Trendyol-LLM-7b-base-v0.1
Property | Value |
---|---|
Parameter Count | 6.84B |
Model Type | Text Generation |
Architecture | LLaMA2-based Transformer |
License | Apache 2.0 |
Languages | Turkish, English |
What is Trendyol-LLM-7b-base-v0.1?
Trendyol-LLM-7b-base-v0.1 is an advanced bilingual language model developed by Trendyol, built upon the LLaMA2 7B architecture. This model represents a significant achievement in bringing powerful language capabilities to both Turkish and English text generation tasks. Fine-tuned on 10 billion tokens using LoRA (Low-Rank Adaptation) methodology, it offers an efficient and powerful solution for various text generation applications.
Implementation Details
The model implements a sophisticated LoRA training approach with carefully tuned hyperparameters, including a learning rate of 2e-4, LoRA rank of 64, and alpha of 128. It utilizes specific trainable components including q_proj, v_proj, k_proj, o_proj, gate_proj, down_proj, and up_proj, optimizing performance while maintaining efficiency.
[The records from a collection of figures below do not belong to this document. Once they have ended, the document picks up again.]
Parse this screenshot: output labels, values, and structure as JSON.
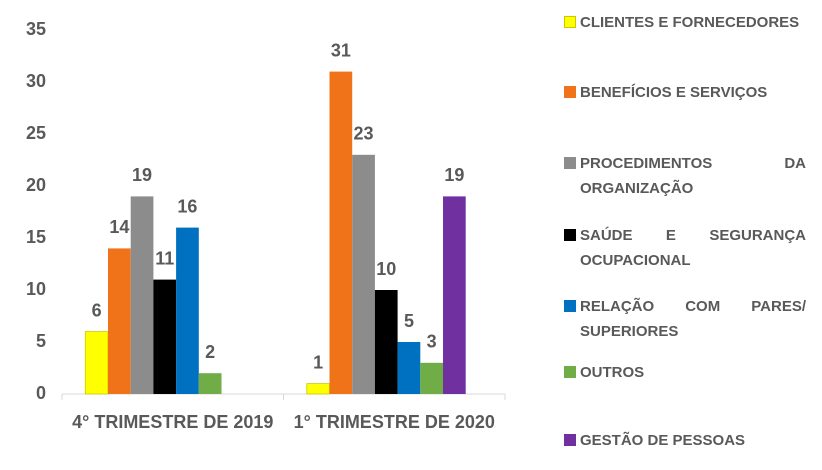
{
  "chart_data": {
    "type": "bar",
    "categories": [
      "4° TRIMESTRE DE 2019",
      "1° TRIMESTRE DE 2020"
    ],
    "series": [
      {
        "name": "CLIENTES E FORNECEDORES",
        "color": "#ffff00",
        "values": [
          6,
          1
        ]
      },
      {
        "name": "BENEFÍCIOS E SERVIÇOS",
        "color": "#f0731a",
        "values": [
          14,
          31
        ]
      },
      {
        "name": "PROCEDIMENTOS DA ORGANIZAÇÃO",
        "color": "#8c8c8c",
        "values": [
          19,
          23
        ]
      },
      {
        "name": "SAÚDE E SEGURANÇA OCUPACIONAL",
        "color": "#000000",
        "values": [
          11,
          10
        ]
      },
      {
        "name": "RELAÇÃO COM PARES/ SUPERIORES",
        "color": "#0070c0",
        "values": [
          16,
          5
        ]
      },
      {
        "name": "OUTROS",
        "color": "#70ad47",
        "values": [
          2,
          3
        ]
      },
      {
        "name": "GESTÃO DE PESSOAS",
        "color": "#7030a0",
        "values": [
          null,
          19
        ]
      }
    ],
    "ylim": [
      0,
      35
    ],
    "yticks": [
      0,
      5,
      10,
      15,
      20,
      25,
      30,
      35
    ],
    "grid": false,
    "legend": "right"
  }
}
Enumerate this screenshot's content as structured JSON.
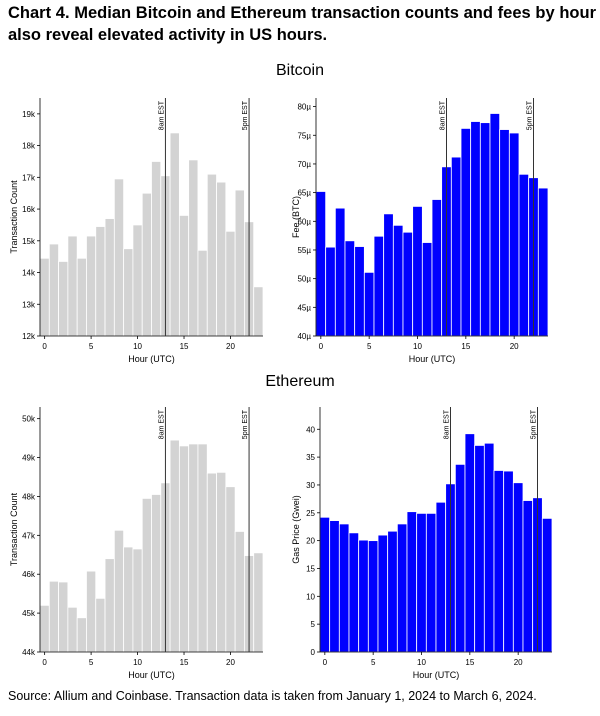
{
  "title": "Chart 4. Median Bitcoin and Ethereum transaction counts and fees by hour also reveal elevated activity in US hours.",
  "sections": [
    "Bitcoin",
    "Ethereum"
  ],
  "source": "Source: Allium and Coinbase. Transaction data is taken from January 1, 2024 to March 6, 2024.",
  "chart_data": [
    {
      "type": "bar",
      "section": "Bitcoin",
      "xlabel": "Hour (UTC)",
      "ylabel": "Transaction Count",
      "x": [
        0,
        1,
        2,
        3,
        4,
        5,
        6,
        7,
        8,
        9,
        10,
        11,
        12,
        13,
        14,
        15,
        16,
        17,
        18,
        19,
        20,
        21,
        22,
        23
      ],
      "values": [
        14450,
        14900,
        14350,
        15150,
        14450,
        15150,
        15450,
        15700,
        16950,
        14750,
        15500,
        16500,
        17500,
        17050,
        18400,
        15800,
        17550,
        14700,
        17100,
        16850,
        15300,
        16600,
        15600,
        13550
      ],
      "ylim": [
        12000,
        19500
      ],
      "yticks": [
        12000,
        13000,
        14000,
        15000,
        16000,
        17000,
        18000,
        19000
      ],
      "ytick_labels": [
        "12k",
        "13k",
        "14k",
        "15k",
        "16k",
        "17k",
        "18k",
        "19k"
      ],
      "xticks": [
        0,
        5,
        10,
        15,
        20
      ],
      "xlim": [
        -0.5,
        23.5
      ],
      "bar_color": "#d3d3d3",
      "vlines": [
        {
          "x": 13,
          "label": "8am EST"
        },
        {
          "x": 22,
          "label": "5pm EST"
        }
      ]
    },
    {
      "type": "bar",
      "section": "Bitcoin",
      "xlabel": "Hour (UTC)",
      "ylabel": "Fee (BTC)",
      "x": [
        0,
        1,
        2,
        3,
        4,
        5,
        6,
        7,
        8,
        9,
        10,
        11,
        12,
        13,
        14,
        15,
        16,
        17,
        18,
        19,
        20,
        21,
        22,
        23
      ],
      "values": [
        65.2,
        55.5,
        62.3,
        56.6,
        55.6,
        51.1,
        57.4,
        61.3,
        59.3,
        58.1,
        62.6,
        56.3,
        63.8,
        69.5,
        71.2,
        76.2,
        77.4,
        77.2,
        78.8,
        76.0,
        75.4,
        68.2,
        67.6,
        65.8
      ],
      "ylim": [
        40,
        81.5
      ],
      "yticks": [
        40,
        45,
        50,
        55,
        60,
        65,
        70,
        75,
        80
      ],
      "ytick_labels": [
        "40µ",
        "45µ",
        "50µ",
        "55µ",
        "60µ",
        "65µ",
        "70µ",
        "75µ",
        "80µ"
      ],
      "xticks": [
        0,
        5,
        10,
        15,
        20
      ],
      "xlim": [
        -0.5,
        23.5
      ],
      "bar_color": "#0000ff",
      "vlines": [
        {
          "x": 13,
          "label": "8am EST"
        },
        {
          "x": 22,
          "label": "5pm EST"
        }
      ]
    },
    {
      "type": "bar",
      "section": "Ethereum",
      "xlabel": "Hour (UTC)",
      "ylabel": "Transaction Count",
      "x": [
        0,
        1,
        2,
        3,
        4,
        5,
        6,
        7,
        8,
        9,
        10,
        11,
        12,
        13,
        14,
        15,
        16,
        17,
        18,
        19,
        20,
        21,
        22,
        23
      ],
      "values": [
        45200,
        45820,
        45800,
        45150,
        44880,
        46080,
        45380,
        46400,
        47130,
        46700,
        46650,
        47950,
        48050,
        48350,
        49450,
        49300,
        49350,
        49350,
        48600,
        48620,
        48250,
        47100,
        46480,
        46550
      ],
      "ylim": [
        44000,
        50300
      ],
      "yticks": [
        44000,
        45000,
        46000,
        47000,
        48000,
        49000,
        50000
      ],
      "ytick_labels": [
        "44k",
        "45k",
        "46k",
        "47k",
        "48k",
        "49k",
        "50k"
      ],
      "xticks": [
        0,
        5,
        10,
        15,
        20
      ],
      "xlim": [
        -0.5,
        23.5
      ],
      "bar_color": "#d3d3d3",
      "vlines": [
        {
          "x": 13,
          "label": "8am EST"
        },
        {
          "x": 22,
          "label": "5pm EST"
        }
      ]
    },
    {
      "type": "bar",
      "section": "Ethereum",
      "xlabel": "Hour (UTC)",
      "ylabel": "Gas Price (Gwei)",
      "x": [
        0,
        1,
        2,
        3,
        4,
        5,
        6,
        7,
        8,
        9,
        10,
        11,
        12,
        13,
        14,
        15,
        16,
        17,
        18,
        19,
        20,
        21,
        22,
        23
      ],
      "values": [
        24.2,
        23.6,
        23.0,
        21.4,
        20.1,
        20.0,
        21.0,
        21.7,
        23.0,
        25.2,
        24.9,
        24.9,
        26.9,
        30.2,
        33.7,
        39.2,
        37.1,
        37.5,
        32.6,
        32.5,
        30.4,
        27.2,
        27.7,
        24.0
      ],
      "ylim": [
        0,
        44
      ],
      "yticks": [
        0,
        5,
        10,
        15,
        20,
        25,
        30,
        35,
        40
      ],
      "ytick_labels": [
        "0",
        "5",
        "10",
        "15",
        "20",
        "25",
        "30",
        "35",
        "40"
      ],
      "xticks": [
        0,
        5,
        10,
        15,
        20
      ],
      "xlim": [
        -0.5,
        23.5
      ],
      "bar_color": "#0000ff",
      "vlines": [
        {
          "x": 13,
          "label": "8am EST"
        },
        {
          "x": 22,
          "label": "5pm EST"
        }
      ]
    }
  ]
}
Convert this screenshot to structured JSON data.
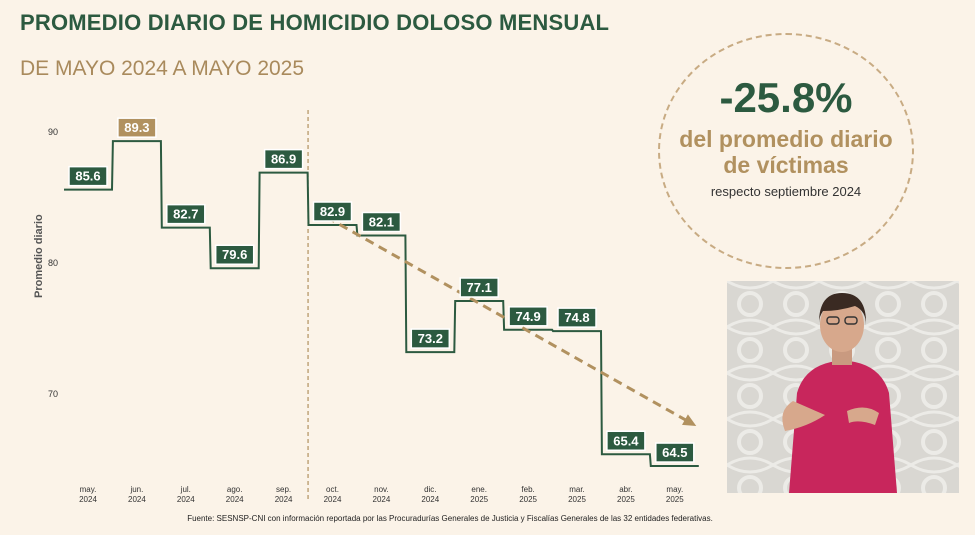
{
  "header": {
    "title": "PROMEDIO DIARIO DE HOMICIDIO DOLOSO MENSUAL",
    "subtitle": "DE MAYO 2024 A MAYO 2025"
  },
  "highlight": {
    "value": "-25.8%",
    "line1": "del promedio diario",
    "line2": "de víctimas",
    "note": "respecto septiembre 2024"
  },
  "source": "Fuente: SESNSP-CNI con información reportada por las Procuradurías Generales de Justicia y Fiscalías Generales de las 32 entidades federativas.",
  "colors": {
    "line": "#2c5a40",
    "label_bg": "#2c5a40",
    "highlight_label_bg": "#b1915f",
    "trend": "#b1915f",
    "axis_text": "#333333"
  },
  "chart_data": {
    "type": "line",
    "step": true,
    "ylabel": "Promedio diario",
    "xlabel": "",
    "ylim": [
      66,
      93
    ],
    "yticks": [
      70,
      80,
      90
    ],
    "categories": [
      [
        "may.",
        "2024"
      ],
      [
        "jun.",
        "2024"
      ],
      [
        "jul.",
        "2024"
      ],
      [
        "ago.",
        "2024"
      ],
      [
        "sep.",
        "2024"
      ],
      [
        "oct.",
        "2024"
      ],
      [
        "nov.",
        "2024"
      ],
      [
        "dic.",
        "2024"
      ],
      [
        "ene.",
        "2025"
      ],
      [
        "feb.",
        "2025"
      ],
      [
        "mar.",
        "2025"
      ],
      [
        "abr.",
        "2025"
      ],
      [
        "may.",
        "2025"
      ]
    ],
    "series": [
      {
        "values": [
          85.6,
          89.3,
          82.7,
          79.6,
          86.9,
          82.9,
          82.1,
          73.2,
          77.1,
          74.9,
          74.8,
          65.4,
          64.5
        ],
        "labels": [
          "85.6",
          "89.3",
          "82.7",
          "79.6",
          "86.9",
          "82.9",
          "82.1",
          "73.2",
          "77.1",
          "74.9",
          "74.8",
          "65.4",
          "64.5"
        ]
      }
    ],
    "highlight_index": 1,
    "reference_line_after_index": 4,
    "trend_arrow": {
      "from_index": 5,
      "to_index": 12
    },
    "grid": false
  }
}
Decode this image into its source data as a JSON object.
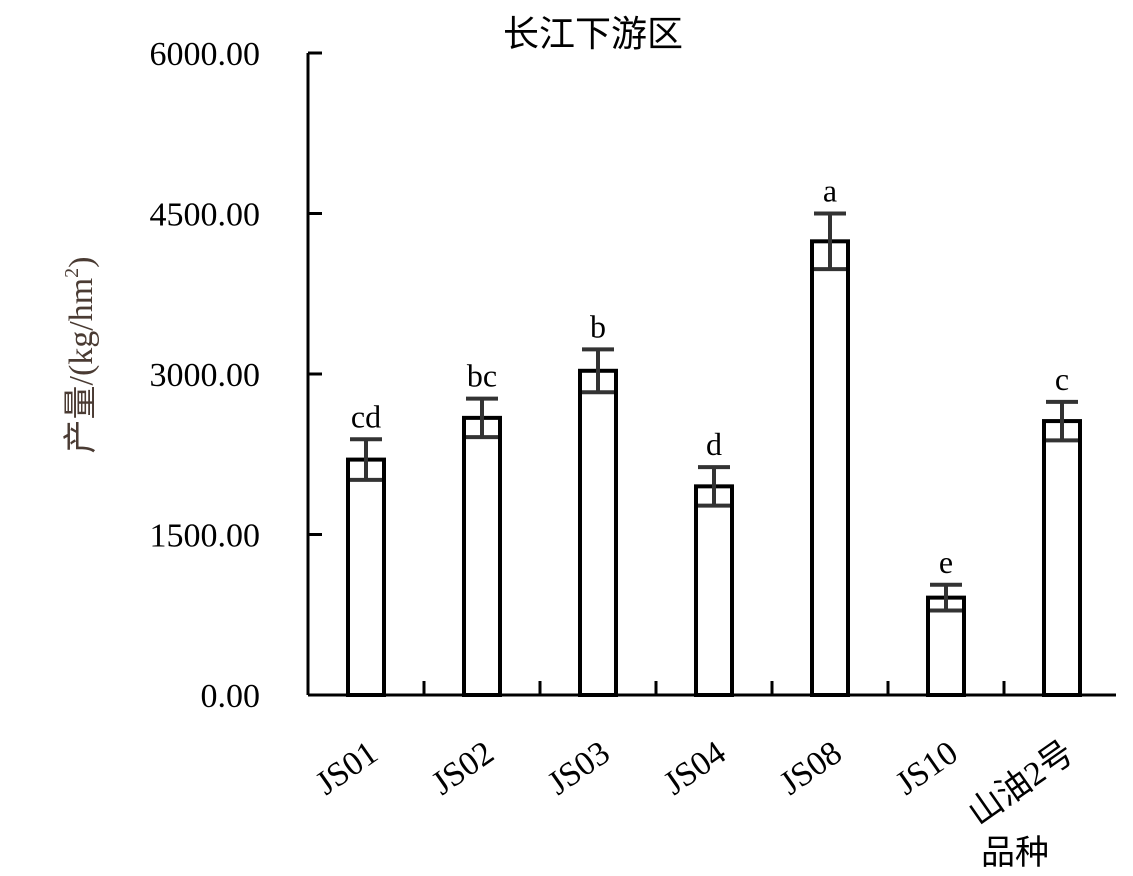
{
  "chart_data": {
    "type": "bar",
    "title": "长江下游区",
    "xlabel": "品种",
    "ylabel": "产量/(kg/hm²)",
    "ylabel_base": "产量/(kg/hm",
    "ylabel_sup": "2",
    "ylabel_close": ")",
    "categories": [
      "JS01",
      "JS02",
      "JS03",
      "JS04",
      "JS08",
      "JS10",
      "山油2号"
    ],
    "values": [
      2200,
      2590,
      3030,
      1950,
      4240,
      910,
      2560
    ],
    "errors": [
      190,
      180,
      200,
      180,
      260,
      120,
      180
    ],
    "significance": [
      "cd",
      "bc",
      "b",
      "d",
      "a",
      "e",
      "c"
    ],
    "ylim": [
      0,
      6000
    ],
    "yticks": [
      0,
      1500,
      3000,
      4500,
      6000
    ],
    "ytick_labels": [
      "0.00",
      "1500.00",
      "3000.00",
      "4500.00",
      "6000.00"
    ],
    "grid": false,
    "legend": "none",
    "bar_fill": "#ffffff",
    "bar_stroke": "#000000",
    "error_color": "#333333"
  }
}
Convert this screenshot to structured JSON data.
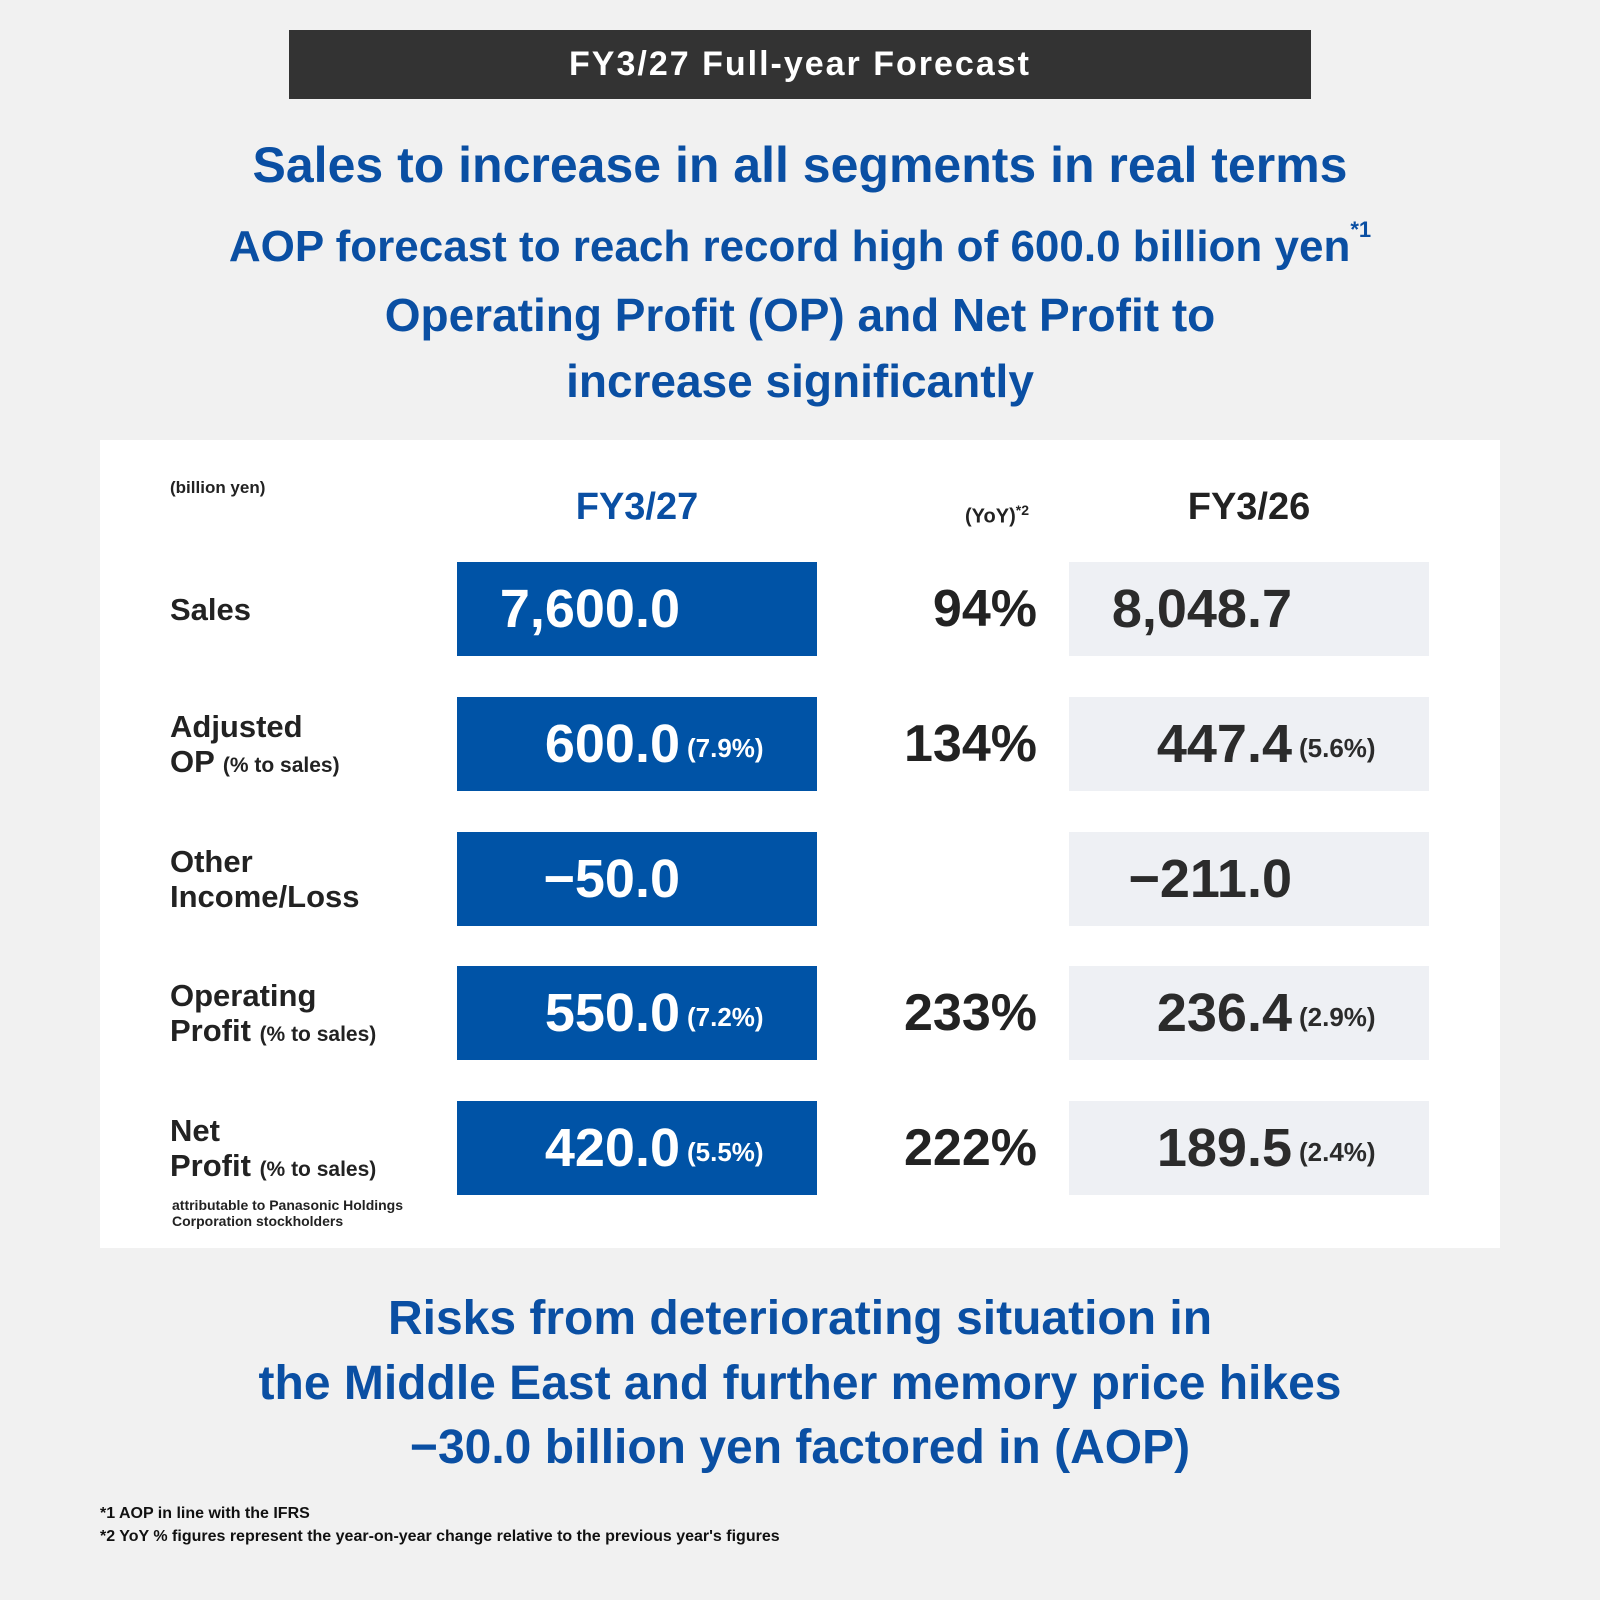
{
  "banner": "FY3/27 Full-year Forecast",
  "headline": {
    "lines": [
      "Sales to increase in all segments in real terms",
      "AOP forecast to reach record high of 600.0 billion yen",
      "Operating Profit (OP) and Net Profit to",
      "increase significantly"
    ],
    "note_mark": "*1"
  },
  "table": {
    "unit": "(billion yen)",
    "columns": {
      "current": "FY3/27",
      "yoy": "(YoY)",
      "yoy_note_mark": "*2",
      "prior": "FY3/26"
    },
    "rows": [
      {
        "label": [
          "Sales"
        ],
        "current": "7,600.0",
        "yoy": "94%",
        "prior": "8,048.7"
      },
      {
        "label": [
          "Adjusted",
          "OP"
        ],
        "label_sub": "(% to sales)",
        "current": "600.0",
        "current_pct": "(7.9%)",
        "yoy": "134%",
        "prior": "447.4",
        "prior_pct": "(5.6%)"
      },
      {
        "label": [
          "Other",
          "Income/Loss"
        ],
        "current": "−50.0",
        "prior": "−211.0"
      },
      {
        "label": [
          "Operating",
          "Profit"
        ],
        "label_sub": "(% to sales)",
        "current": "550.0",
        "current_pct": "(7.2%)",
        "yoy": "233%",
        "prior": "236.4",
        "prior_pct": "(2.9%)"
      },
      {
        "label": [
          "Net",
          "Profit"
        ],
        "label_sub": "(% to sales)",
        "label_note": "attributable to Panasonic Holdings Corporation stockholders",
        "current": "420.0",
        "current_pct": "(5.5%)",
        "yoy": "222%",
        "prior": "189.5",
        "prior_pct": "(2.4%)"
      }
    ]
  },
  "footer": {
    "lines": [
      "Risks from deteriorating situation in",
      "the Middle East and further memory price hikes",
      "−30.0 billion yen factored in (AOP)"
    ]
  },
  "footnotes": [
    "*1 AOP in line with the IFRS",
    "*2 YoY % figures represent the year-on-year change relative to the previous year's figures"
  ]
}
- Maximum sequence length of 1024 tokens
- FP16 precision for optimal performance
- Implements dropout rate of 0.05 for regularization
- Includes specialized modules for embed_tokens and lm_head
Core Capabilities
- Bilingual text generation in Turkish and English
- Auto-regressive language modeling
- Optimized transformer architecture for efficient processing
- Support for various text generation tasks
- Integration with popular deep learning frameworks
Frequently Asked Questions
Q: What makes this model unique?
This model stands out for its specialized bilingual capabilities and efficient implementation using LoRA fine-tuning, making it particularly valuable for Turkish and English language tasks while maintaining reasonable computational requirements.
Q: What are the recommended use cases?
The model is well-suited for text generation tasks, content creation, and language processing applications that require understanding of both Turkish and English. However, users should implement appropriate safety measures and human oversight, especially for public-facing applications.